Michael Quaranta, who served as Castle’s chief of staff in Congress from 2003 to 2010, said that Castle’s experience as a governor helped him bring a unique viewpoint to the House of Representatives, where it was rare.
“Legislating is conceptual for those who’ve not had that experience, and it’s very, very practical and real for the few that have. And so I think he brought a very different, pragmatic perspective to conversations that, frankly, frustrated some of his colleagues,” he recalled.
Castle also brought his independence to D.C., and often broke with his party on social issues, including voting for abortion measures and for the repeal of the U.S. military’s “Don’t Ask, Don’t Tell” policy for LGTBQ+ service members.
“Those were some challenging conversations, because, as his chief of staff, I was trying to measure what the future impact would be,” Quaranta said. “But he was – and I mean this in the most complimentary way – troubled by the facts.”
The defeat
When Castle ran for the U.S. Senate in 2010, seeking to replace Ted Kaufman, who had temporarily filled Joe Biden’s longtime seat after he was elected vice president, it was considered an almost foregone conclusion that he would win.

He faced a primary challenge from the newcomer O’Donnell and a potential general election match-up with then-New Castle County Executive Chris Coons. But this was no ordinary election year.
Dismayed at the election of Barack Obama and the bailout of banks and automakers, the Tea Party political movement began backing grassroots challengers to longtime Republicans. The national fundraising arm of the movement seized on Castle’s race, backing O’Donnell and spending widely on ads that targeted Castle.
Up until the last week’s of the primary campaign, Castle still felt sure of yet another electoral victory, but was shell-shocked on Sept. 14, 2010, when O’Donnell won in a 7-point victory.
In a reflective Delaware Today interview two years later, he called the loss “a wound to the Republican Party” in the state, “in terms of both fundraising and recruiting candidates for office.”
He was right. The Republican Party has struggled to field competitive candidates in Delaware in the years since, and Delaware has increasingly become a Democratic stronghold.

Legacy of service
Castle’s Democratic successor, Coons, actually volunteered as a teenager for his first political campaign to support Castle.
“Getting to know Mike then, he was kind, genuine, civically minded, responsible – an old-fashioned Republican,” the senator said in a statement Thursday. “Over the arc of the more than 40 years that I knew him – I met him when I was 16 – he repeatedly provided his knowledge and expertise to help me along my own way.”
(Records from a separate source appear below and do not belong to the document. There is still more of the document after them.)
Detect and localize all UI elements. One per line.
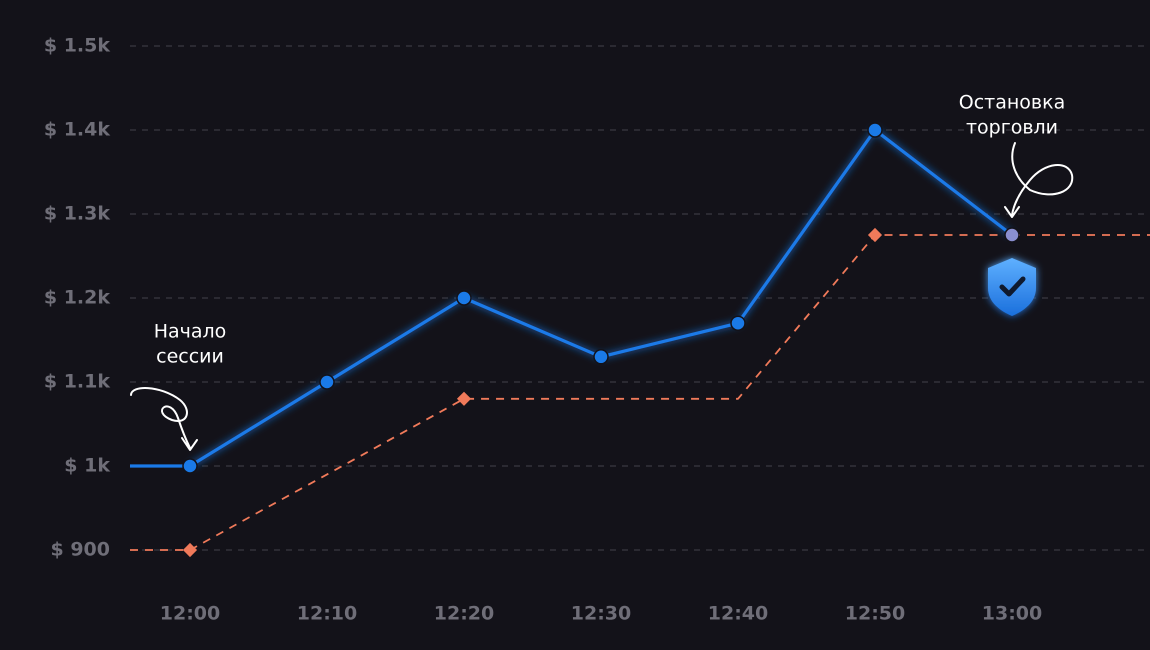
annotation-text: сессии [156,346,224,368]
grid: $ 900 $ 1k $ 1.1k $ 1.2k $ 1.3k $ 1.4k $ 1.5k 1… [44,35,1150,625]
y-tick-label: $ 1.3k [44,203,110,225]
point-marker [182,458,198,474]
annotation-text: торговли [966,117,1058,139]
point-marker [867,227,883,243]
plot [130,122,1150,558]
y-tick-label: $ 1.2k [44,287,110,309]
point-marker [1004,227,1020,243]
y-tick-label: $ 1.5k [44,35,110,57]
point-marker [456,391,472,406]
x-tick-label: 12:30 [571,603,631,625]
x-tick-label: 12:40 [708,603,768,625]
annotation-text: Начало [154,321,227,343]
series-line [189,234,1012,551]
y-tick-label: $ 1k [64,455,110,477]
y-tick-label: $ 1.4k [44,119,110,141]
x-tick-label: 12:20 [434,603,494,625]
point-marker [730,315,746,331]
annotations: Начало сессии Остановка торговли [130,92,1074,451]
x-tick-label: 13:00 [982,603,1042,625]
annotation-arrow [130,387,198,451]
y-tick-label: $ 1.1k [44,371,110,393]
shield-icon [988,258,1036,316]
x-tick-label: 12:50 [845,603,905,625]
point-marker [456,290,472,306]
x-tick-label: 12:00 [160,603,220,625]
x-tick-label: 12:10 [297,603,357,625]
point-marker [182,542,198,558]
point-marker [319,374,335,390]
point-marker [593,349,609,365]
annotation-text: Остановка [959,92,1065,114]
annotation-arrow [1004,142,1074,218]
y-tick-label: $ 900 [51,539,111,561]
point-marker [867,122,883,138]
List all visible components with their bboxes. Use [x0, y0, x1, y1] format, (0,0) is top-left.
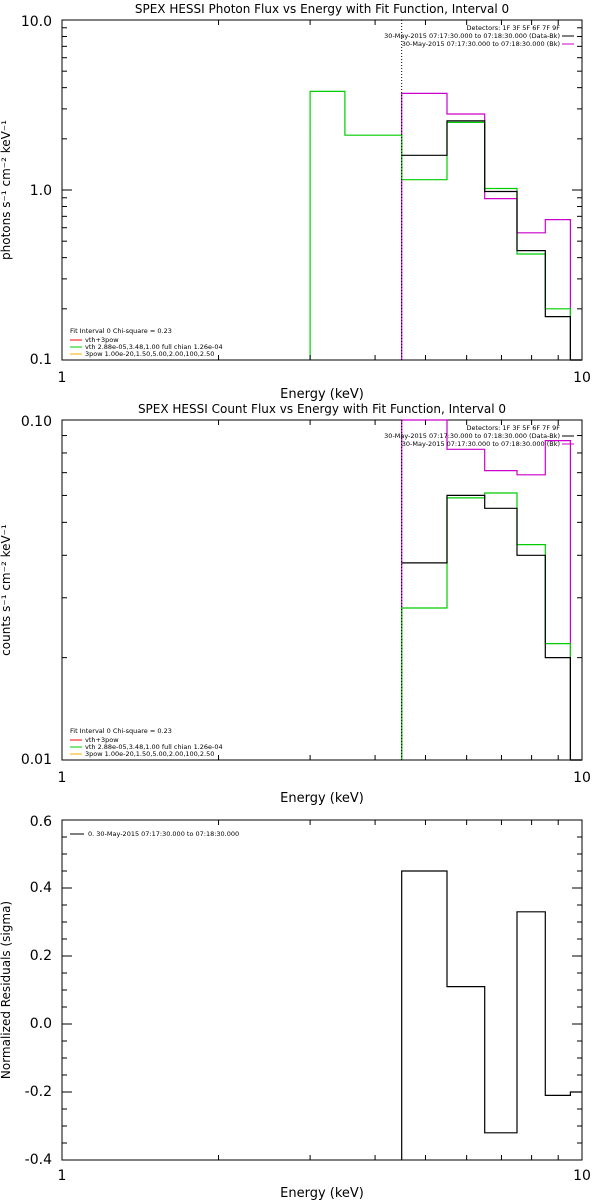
- photon-ytick-0: 0.1: [30, 352, 52, 368]
- count-legend-top: Detectors: 1F 3F 5F 6F 7F 9F 30-May-2015…: [384, 424, 574, 448]
- photon-ytick-1: 1.0: [30, 183, 52, 199]
- photon-legend-vth: vth 2.88e-05,3.48,1.00 full chian 1.26e-…: [85, 343, 223, 351]
- residuals-ytick-3: 0.2: [30, 948, 52, 964]
- count-xtick-0: 1: [58, 770, 67, 786]
- photon-legend-data-bk: 30-May-2015 07:17:30.000 to 07:18:30.000…: [384, 32, 560, 40]
- photon-flux-panel: SPEX HESSI Photon Flux vs Energy with Fi…: [0, 2, 591, 402]
- residuals-ytick-2: 0.0: [30, 1016, 52, 1032]
- count-legend-data-bk: 30-May-2015 07:17:30.000 to 07:18:30.000…: [384, 432, 560, 440]
- count-flux-panel: SPEX HESSI Count Flux vs Energy with Fit…: [0, 402, 591, 806]
- photon-series-group: [309, 90, 582, 361]
- photon-x-axis-label: Energy (keV): [280, 387, 364, 402]
- residuals-panel: -0.4 -0.2 0.0 0.2 0.4 0.6 1 10 Energy (k…: [0, 814, 591, 1200]
- count-plot-frame: [61, 419, 583, 761]
- residuals-legend: 0. 30-May-2015 07:17:30.000 to 07:18:30.…: [70, 830, 239, 838]
- photon-legend-top: Detectors: 1F 3F 5F 6F 7F 9F 30-May-2015…: [384, 24, 574, 48]
- count-series-1-histogram: [401, 492, 582, 761]
- photon-xtick-0: 1: [58, 370, 67, 386]
- count-legend-fit-header: Fit Interval 0 Chi-square = 0.23: [70, 727, 172, 735]
- count-x-axis-label: Energy (keV): [280, 791, 364, 806]
- count-ticks: [62, 420, 582, 761]
- count-legend-vth: vth 2.88e-05,3.48,1.00 full chian 1.26e-…: [85, 743, 223, 751]
- count-legend-bottom: Fit Interval 0 Chi-square = 0.23 vth+3po…: [70, 727, 223, 758]
- residuals-y-axis-label: Normalized Residuals (sigma): [0, 901, 13, 1079]
- photon-y-axis-label: photons s⁻¹ cm⁻² keV⁻¹: [0, 120, 13, 260]
- count-series-2-histogram: [401, 494, 582, 761]
- residuals-ticks: [62, 819, 582, 1161]
- photon-ytick-2: 10.0: [21, 14, 52, 30]
- residuals-plot-frame: [61, 819, 583, 1161]
- photon-legend-detectors: Detectors: 1F 3F 5F 6F 7F 9F: [466, 24, 560, 32]
- count-legend-bk: 30-May-2015 07:17:30.000 to 07:18:30.000…: [402, 440, 560, 448]
- photon-legend-fit-header: Fit Interval 0 Chi-square = 0.23: [70, 327, 172, 335]
- photon-series-1-histogram: [309, 90, 582, 361]
- photon-plot-frame: [61, 19, 583, 361]
- photon-legend-bottom: Fit Interval 0 Chi-square = 0.23 vth+3po…: [70, 327, 223, 358]
- photon-panel-title: SPEX HESSI Photon Flux vs Energy with Fi…: [135, 2, 509, 16]
- count-y-axis-label: counts s⁻¹ cm⁻² keV⁻¹: [0, 524, 13, 656]
- residuals-legend-label: 0. 30-May-2015 07:17:30.000 to 07:18:30.…: [88, 830, 239, 838]
- photon-series-2-histogram: [401, 120, 582, 361]
- photon-ticks: [62, 20, 582, 361]
- residuals-xtick-0: 1: [58, 1168, 67, 1184]
- residuals-ytick-1: -0.2: [25, 1084, 52, 1100]
- count-legend-detectors: Detectors: 1F 3F 5F 6F 7F 9F: [466, 424, 560, 432]
- residuals-series-0-histogram: [401, 870, 582, 1160]
- count-ytick-0: 0.01: [21, 752, 52, 768]
- residuals-x-axis-label: Energy (keV): [280, 1186, 364, 1200]
- residuals-xtick-1: 10: [573, 1168, 591, 1184]
- photon-series-0-histogram: [401, 92, 582, 361]
- photon-legend-3pow: 3pow 1.00e-20,1.50,5.00,2.00,100,2.50: [85, 350, 214, 358]
- count-series-0-histogram: [401, 419, 582, 761]
- photon-legend-vth3pow: vth+3pow: [85, 336, 119, 344]
- count-legend-vth3pow: vth+3pow: [85, 736, 119, 744]
- residuals-series-group: [401, 870, 582, 1160]
- residuals-ytick-0: -0.4: [25, 1152, 52, 1168]
- count-legend-3pow: 3pow 1.00e-20,1.50,5.00,2.00,100,2.50: [85, 750, 214, 758]
- count-xtick-1: 10: [573, 770, 591, 786]
- count-panel-title: SPEX HESSI Count Flux vs Energy with Fit…: [138, 402, 506, 416]
- residuals-ytick-4: 0.4: [30, 880, 52, 896]
- count-ytick-1: 0.10: [21, 414, 52, 430]
- count-series-group: [401, 419, 582, 761]
- photon-xtick-1: 10: [573, 370, 591, 386]
- residuals-ytick-5: 0.6: [30, 814, 52, 830]
- photon-legend-bk: 30-May-2015 07:17:30.000 to 07:18:30.000…: [402, 40, 560, 48]
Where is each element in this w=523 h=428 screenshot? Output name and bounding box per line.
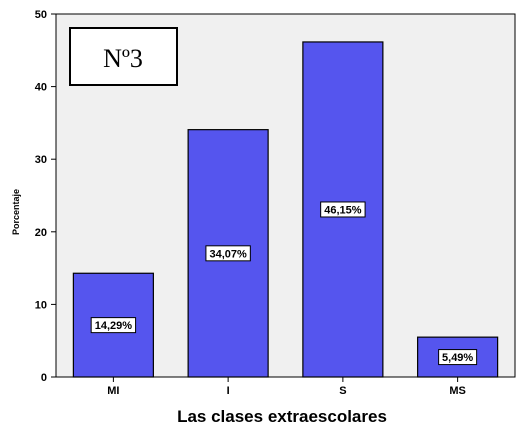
panel-label-box (69, 27, 178, 86)
data-label-box (90, 317, 137, 334)
x-tick-label: I (227, 385, 230, 397)
x-tick-label: MI (107, 385, 119, 397)
data-label: 34,07% (209, 248, 247, 260)
y-tick-label: 0 (41, 372, 47, 384)
data-label: 5,49% (442, 352, 473, 364)
data-label-box (320, 201, 366, 218)
y-tick-label: 20 (35, 227, 47, 239)
y-axis-title: Porcentaje (11, 189, 21, 235)
data-label-box (438, 349, 478, 366)
y-tick-label: 10 (35, 299, 47, 311)
x-tick-label: MS (449, 385, 466, 397)
panel-label: Nº3 (103, 44, 143, 73)
y-tick-label: 40 (35, 82, 47, 94)
y-tick-label: 30 (35, 154, 47, 166)
data-label-box (205, 245, 251, 262)
data-label: 14,29% (95, 320, 133, 332)
y-tick-label: 50 (35, 9, 47, 21)
x-axis-title: Las clases extraescolares (177, 407, 387, 426)
data-label: 46,15% (324, 204, 362, 216)
x-tick-label: S (339, 385, 346, 397)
For Carper, the other half of Castle’s famous swap, their political differences never interfered with a friendship or collegiality that sought to serve the public. Carper would go on to serve in the U.S. Senate alongside Castle in the House after his own governorship.
“We were united by our shared love for Delaware, and a determination to leave it better than we found it. His legacy is etched into the fabric of our state – from the schools and institutions he championed, to the civility and collaboration he modeled every day. But above all, he leaves behind an example of a life well-lived in public service and in private kindness,” he said in a statement.
Former President Biden, who served alongside Castle as contemporaries for decades and rode the Amtrak train to D.C. together as they worked in Congress, said that “there’s one word that comes to mind when I think of Mike Castle: dignity.”
“Mike was defined by his integrity, and for that reason, you couldn’t find another member of Congress who would say a bad word about him. He was respected in Washington, and beloved by his constituents,” Biden said in a statement Thursday. “Mike had a backbone made of steel, and when faced with that existential question politicians sometimes face — What are you willing to lose an election over? — Mike stood on principle. He took votes because he knew they were right, not because they were popular.”